Back in July 2010 I built a file server with RAID 1 which I used to store every single bit of digital media that was important to me, including over 200 gigabytes of photos dating all the way back to 2003. The RAID was comprised of two 2TB Western Digital green hard drives that, as of August 2017, had reached almost four years of continuous uptime. I didn't have any other backup solutions for this data because I figured what were the odds that both drives would fail at the exact same time? As long as one of the drives lived I should be able to rebuild the array with a new drive and all the data would be recovered, right? I'm sure most of you can see where this is going.
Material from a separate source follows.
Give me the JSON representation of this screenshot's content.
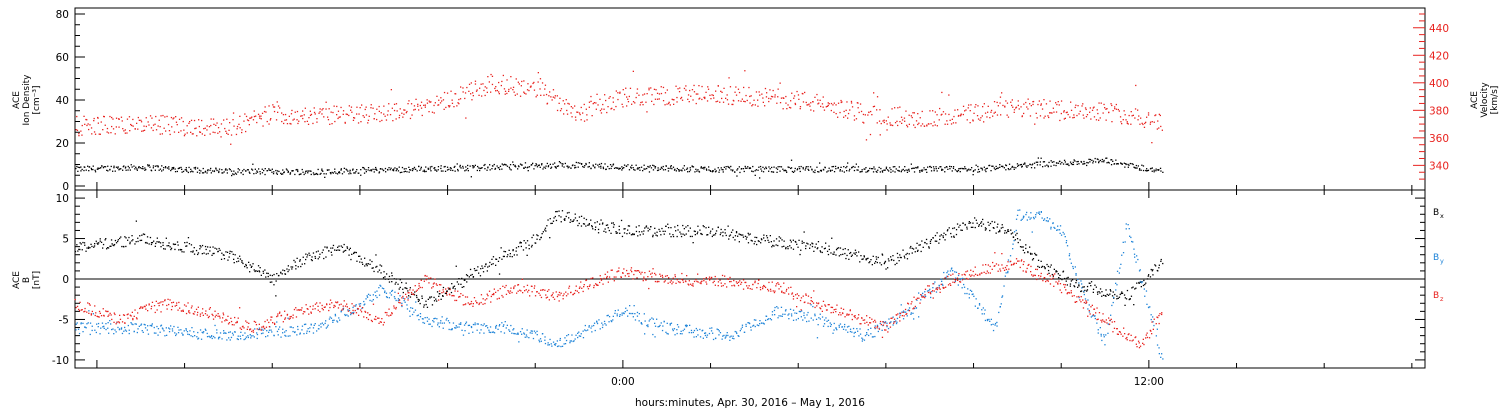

Cut to the morning of Sunday, August 13, 2017. I decided to build a new file server because my existing one was getting old and had absolutely no room for expansion since it was in a home theatre PC style case. The server had not even been turned on in months and was tucked away deep in my closet. I pulled it out, plugged it in, turned it on and BAM. "Serious issues were found while checking the disk drive. Press M for manual recovery." uh oh.
I proceeded to spend the next five hours of my Sunday trying to understand what the heck went wrong. After reading thousands of lines of man pages and trying dozens of tools I finally came to the realization that both of the hard drives were fucked. I could not get either of them to mount and only one of them was actually recognized by Ubuntu as having a valid file system.
I quickly switched from "I am a computer science major. I can fix this." to "Oh fuck, I am in over my head. Who can I pay to fix this?". I typed "sf data recovery" into Google and the top result was Lazarus Data Recovery. Their Yelp reviews filled me with confidence so I gave them a call. Keep in mind this is now 3pm PST on a Sunday and someone picked up within seconds. I talked to William who listened to my problem and told me that if I showed up tomorrow morning at 10am he would be able to help me out.
I bought a 4TB Western Digital Black hard drive and external drive enclosure, packaged up my corrupted RAID and showed up at Lazarus Data Recovery exactly at 10am. I cannot say enough good things about William. He was absolutely amazing from beginning to end. He explained to me how he hoped to recover my data and gave me daily (sometimes twice a day) updates as to what progress he was making. By Wednesday night I heard back that he had successfully recovered my data and was in the process of transferring it to the drive I provided. By Thursday afternoon I had all of the recovered data in my hands. Not only did William recover my data but he made a duplicate copy of my photos just in case anything went wrong during the first copy attempt (spoiler alert: it did). He also profusely apologized to me about how he could not save the drives and that both of them were dead and not worth using again. William was incredibly empathetic and never stopped thinking about the customer.
After getting the drive home I hooked it up to my MacBook and transferred both copies of the photos off of it. After diffing the two directories I found that one of them had a single corrupted image file and the other had a single corrupted video file but together all of the data had been recovered perfectly.
After recovering all of my data I moved onto revamping my data backup solutions. Going forward I plan to do the following:
- Set up a new file server with RAID 1. Mirroring the data across two drives is still a solid starting point.
- Every year or two, remove one of the drives in the RAID and replace it with a new drive. This should prevent what I just went through by ensuring the drives being used in my RAID are of different ages. Also, this removed drive can be stored somewhere so in the worst case I have a drive with all of the data up until a certain date so I shouldn't be able to lose everything.
- Set up periodic backups of the RAID to another hard drive. Either an external one or possibly a SSD inside the file server. If the RAID fails I should have a functional snapshot of it that is not that old and because the drive is not constantly being accessed it should live longer than the RAID (especially if it is a SSD).
- Copy important photos/videos to iCloud Photo Library. I pay for iCloud storage so I may as well make use of it. This will also allow me to easily share photos with family and friends which is something I barely do right now.
- Set up a cloud backup solution, like Backblaze, to store the entire RAID offsite so if my place burns down or some other catastrophic event occurs the data should be stored safely in the cloud.
- I currently have all of my photos on my MacBook Pro. Continue to store them there before copying them to my RAID. This way I can easily use Time Machine
With all of these in place my photos should be stored on at least six different hard drives in at least three different locations. I think that many redundancies should ensure that I never lose my data again.
So let this be a lesson to anyone out there who thinks they have enough backup solutions for their data. Odds are that you don't. Start thinking about the doomsday scenarios and figure out how confident you are that your data is going to survive.